Harvest the fruits of your labor when you remove the fruit from your own trees. Growing your own fruit trees allows you to let fruits ripen on the tree for the fullest flavor. But before picking fruit for eating, you will need to remove some of the early fruit as it first appears. This "thinning" increases the size and quality of your final fruit. Most fruit trees, such as stone and pome fruits, benefit from thinning. Depending on your fruit tree size, you might not need a ladder or pole for thinning or harvesting. Small and dwarf varieties of trees allow gardeners of almost any size to remove fruit from fruit trees by hand from the ground instead of a ladder.

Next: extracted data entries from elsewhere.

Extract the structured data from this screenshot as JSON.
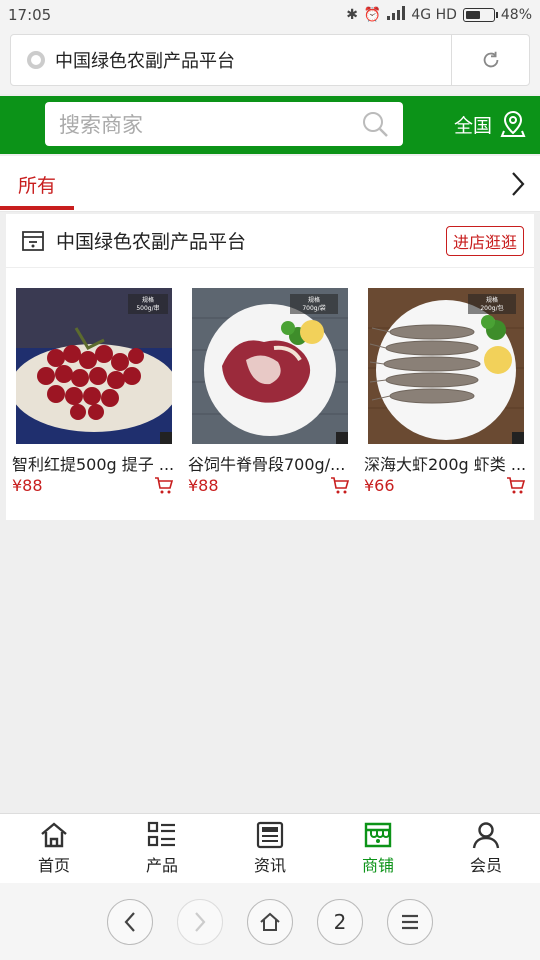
{
  "status_bar": {
    "time": "17:05",
    "network": "4G HD",
    "battery": "48%",
    "battery_level": 0.48
  },
  "browser": {
    "page_title": "中国绿色农副产品平台",
    "tab_count": "2"
  },
  "search": {
    "placeholder": "搜索商家",
    "region_label": "全国"
  },
  "tabs": {
    "active_label": "所有"
  },
  "store": {
    "name": "中国绿色农副产品平台",
    "visit_label": "进店逛逛",
    "products": [
      {
        "name": "智利红提500g 提子 ...",
        "price": "¥88",
        "spec_badge": "规格 500g/串"
      },
      {
        "name": "谷饲牛脊骨段700g/...",
        "price": "¥88",
        "spec_badge": "规格 700g/袋"
      },
      {
        "name": "深海大虾200g 虾类 ...",
        "price": "¥66",
        "spec_badge": "规格 200g/包"
      }
    ]
  },
  "bottom_nav": [
    {
      "label": "首页",
      "icon": "home-icon"
    },
    {
      "label": "产品",
      "icon": "list-icon"
    },
    {
      "label": "资讯",
      "icon": "news-icon"
    },
    {
      "label": "商铺",
      "icon": "store-icon",
      "active": true
    },
    {
      "label": "会员",
      "icon": "user-icon"
    }
  ],
  "colors": {
    "brand_green": "#0c9318",
    "accent_red": "#c81e1e"
  }
}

Thin out the clusters of fruit on your trees by pulling off young fruit between ½ inch and 1 inch from the tree, leaving one to two fruits per cluster for pome fruits such as apples. Pick stone fruits off trees to space them at least 3 to 5 inches apart, or so the fully grown fruits will not touch. Discard the young fruit removed from the tree.
Access the fruit for thinning on large trees by climbing a ladder and picking the fruit by hand. Leave the stem attached to the branch. Alternatively, use a pole to knock fruit of the tree for thinning. Wrap a piece of duct tape around the end of a pole and use the taped end to hit the fruit off the tree you want to remove.

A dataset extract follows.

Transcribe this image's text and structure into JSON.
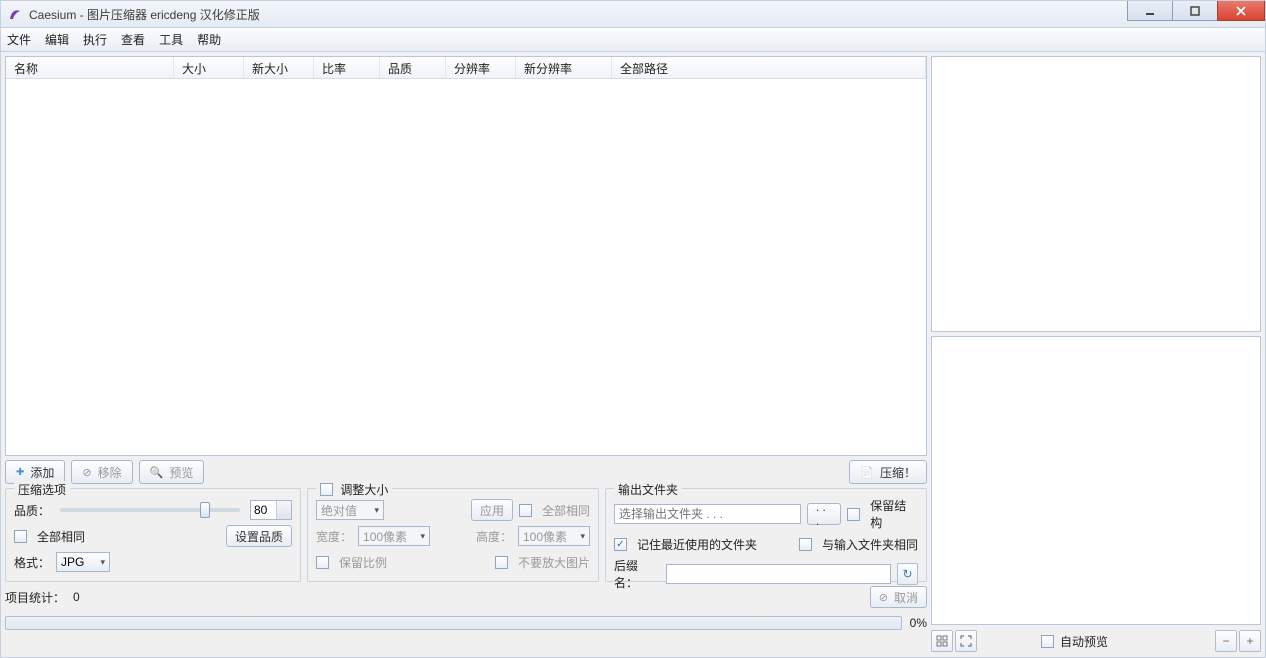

Wait for your variety of fruit to mature before harvest. Consult a master gardener or the place where you purchased your fruit tree if you do not know the maturity time of your fruit tree. Look for a change in the fruit from green to a brighter color, based on the type of tree.
Grasp the stem of the fruit with your thumb and forefinger and gently twist and pull the fruit off the stem with your other hand to prevent damage to the branch and future crops.
Harvest all the mature fruit for consumption, leaving some fruit on the tree for local birds and wildlife if desired.